The Five Most Common Myths About Motivation
- Having a job should be motivational enough.
In some job markets, such as the Great Recession, this might be true, but not incenting employees because jobs are temporarily scarce is shortsighted. And once more opportunities become available, you might experience low retention.
- Money is the greatest motivator.
While fair and competitive compensation helps recruit and retain top talent, monetary rewards are not always the best motivators. In fact, 72 percent of people surveyed said they would work harder if their managers better recognized them in general.
- Nothing lights fire like fear.
Fear isn’t a good motivator; it’s a great motivator. Just ask anyone who has ever been fearful of losing her job or livelihood. But fear’s power is usually only temporary. Over time, it creates a stressful, unhealthy environment—one that good employees will soon leave behind.
- Good motivation theories and practices will work for all employees.
If your workforce involves more than one person, you can bet each has his own individual motivators.

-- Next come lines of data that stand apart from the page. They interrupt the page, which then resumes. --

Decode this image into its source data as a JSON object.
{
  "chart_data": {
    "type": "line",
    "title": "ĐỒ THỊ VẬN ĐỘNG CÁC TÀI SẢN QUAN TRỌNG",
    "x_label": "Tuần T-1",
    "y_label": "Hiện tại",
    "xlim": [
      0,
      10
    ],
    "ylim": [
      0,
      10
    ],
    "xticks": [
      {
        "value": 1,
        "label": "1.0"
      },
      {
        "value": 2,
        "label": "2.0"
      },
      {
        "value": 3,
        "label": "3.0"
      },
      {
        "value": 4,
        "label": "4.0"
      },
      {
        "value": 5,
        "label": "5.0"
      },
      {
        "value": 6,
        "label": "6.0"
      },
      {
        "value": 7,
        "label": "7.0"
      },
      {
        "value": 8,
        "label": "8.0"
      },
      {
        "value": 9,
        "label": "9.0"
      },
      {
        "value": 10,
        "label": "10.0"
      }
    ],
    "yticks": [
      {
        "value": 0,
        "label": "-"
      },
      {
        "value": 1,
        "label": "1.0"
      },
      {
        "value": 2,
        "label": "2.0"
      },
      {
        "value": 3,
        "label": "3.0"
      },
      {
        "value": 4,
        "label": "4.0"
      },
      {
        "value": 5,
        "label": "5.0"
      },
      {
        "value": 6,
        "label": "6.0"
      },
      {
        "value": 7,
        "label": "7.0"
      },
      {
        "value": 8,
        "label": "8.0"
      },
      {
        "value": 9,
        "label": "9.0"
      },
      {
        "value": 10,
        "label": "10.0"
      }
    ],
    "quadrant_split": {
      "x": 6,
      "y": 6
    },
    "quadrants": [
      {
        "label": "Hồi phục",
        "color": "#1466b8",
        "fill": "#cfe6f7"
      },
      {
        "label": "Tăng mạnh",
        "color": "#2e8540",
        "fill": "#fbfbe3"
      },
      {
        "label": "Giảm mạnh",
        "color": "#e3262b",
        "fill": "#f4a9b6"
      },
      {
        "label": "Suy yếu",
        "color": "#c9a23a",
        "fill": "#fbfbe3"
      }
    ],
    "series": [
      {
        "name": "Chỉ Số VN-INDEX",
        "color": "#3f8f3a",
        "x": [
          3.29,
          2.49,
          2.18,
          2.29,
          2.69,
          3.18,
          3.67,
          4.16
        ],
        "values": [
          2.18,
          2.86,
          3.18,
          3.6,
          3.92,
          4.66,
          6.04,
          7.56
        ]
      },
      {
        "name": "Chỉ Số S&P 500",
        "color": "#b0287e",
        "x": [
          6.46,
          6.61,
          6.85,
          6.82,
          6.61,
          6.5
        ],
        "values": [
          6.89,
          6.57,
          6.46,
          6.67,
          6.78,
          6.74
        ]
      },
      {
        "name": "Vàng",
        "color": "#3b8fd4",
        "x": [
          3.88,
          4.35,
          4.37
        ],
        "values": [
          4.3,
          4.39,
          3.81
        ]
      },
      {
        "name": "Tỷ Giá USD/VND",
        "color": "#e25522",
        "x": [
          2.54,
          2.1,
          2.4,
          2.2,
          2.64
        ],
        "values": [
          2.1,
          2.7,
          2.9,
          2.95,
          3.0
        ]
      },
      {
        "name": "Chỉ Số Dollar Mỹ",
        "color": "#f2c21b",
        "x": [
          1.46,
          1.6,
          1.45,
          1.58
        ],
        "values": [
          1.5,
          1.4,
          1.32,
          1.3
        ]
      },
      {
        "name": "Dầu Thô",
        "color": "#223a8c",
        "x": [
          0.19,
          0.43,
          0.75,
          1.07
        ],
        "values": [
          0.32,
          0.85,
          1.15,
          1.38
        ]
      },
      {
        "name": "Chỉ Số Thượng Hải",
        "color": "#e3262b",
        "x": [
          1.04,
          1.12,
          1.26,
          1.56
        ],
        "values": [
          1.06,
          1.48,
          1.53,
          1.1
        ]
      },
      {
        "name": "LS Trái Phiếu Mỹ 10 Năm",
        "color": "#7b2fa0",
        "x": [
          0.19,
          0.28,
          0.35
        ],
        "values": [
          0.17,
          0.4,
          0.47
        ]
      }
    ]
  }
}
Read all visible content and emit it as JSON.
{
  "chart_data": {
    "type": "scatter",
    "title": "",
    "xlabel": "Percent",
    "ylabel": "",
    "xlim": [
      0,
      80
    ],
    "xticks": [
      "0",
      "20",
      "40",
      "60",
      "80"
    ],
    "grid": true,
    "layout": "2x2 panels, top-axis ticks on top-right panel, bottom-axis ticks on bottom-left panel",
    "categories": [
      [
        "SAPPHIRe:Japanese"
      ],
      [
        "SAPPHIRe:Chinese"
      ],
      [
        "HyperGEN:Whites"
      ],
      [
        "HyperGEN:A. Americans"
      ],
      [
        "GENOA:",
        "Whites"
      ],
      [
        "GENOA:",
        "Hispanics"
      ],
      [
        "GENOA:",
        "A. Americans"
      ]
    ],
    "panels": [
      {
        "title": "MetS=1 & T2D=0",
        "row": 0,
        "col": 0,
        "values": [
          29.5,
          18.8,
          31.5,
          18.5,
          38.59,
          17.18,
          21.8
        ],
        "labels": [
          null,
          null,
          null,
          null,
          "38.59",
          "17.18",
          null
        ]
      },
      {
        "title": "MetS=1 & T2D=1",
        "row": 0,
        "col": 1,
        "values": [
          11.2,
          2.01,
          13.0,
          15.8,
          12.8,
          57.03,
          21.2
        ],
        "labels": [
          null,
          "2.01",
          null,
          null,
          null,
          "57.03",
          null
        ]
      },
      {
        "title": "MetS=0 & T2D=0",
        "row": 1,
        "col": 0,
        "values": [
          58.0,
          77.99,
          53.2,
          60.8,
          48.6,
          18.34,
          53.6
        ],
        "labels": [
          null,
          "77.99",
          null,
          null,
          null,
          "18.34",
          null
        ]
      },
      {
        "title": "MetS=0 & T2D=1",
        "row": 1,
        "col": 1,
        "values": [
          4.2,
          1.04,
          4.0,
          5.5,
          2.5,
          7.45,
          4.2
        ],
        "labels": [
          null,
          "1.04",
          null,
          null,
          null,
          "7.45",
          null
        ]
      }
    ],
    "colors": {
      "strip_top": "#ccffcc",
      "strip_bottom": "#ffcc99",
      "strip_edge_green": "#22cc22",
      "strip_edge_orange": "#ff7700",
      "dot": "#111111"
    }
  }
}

There is no one-size-fits all approach for motivating people. Motivate appropriately and effectively by knowing each member of your team.
- Sales reps are either naturally motivated or they aren’t.
Thinking that some are more inherently motivated than others is one of the most dangerous misunderstandings of all. Sales leaders who label reps as either fundamentally “lazy” or “driven” fail to see and inspire individual potential to rise to life.
You’d probably rather your employees to consider you the best boss they’ve ever had, than “that terrible manager that I was lucky to escape.” Have no fear, even if you’ve made a motivation mistake or two in the past, it’s not too late to change your ways.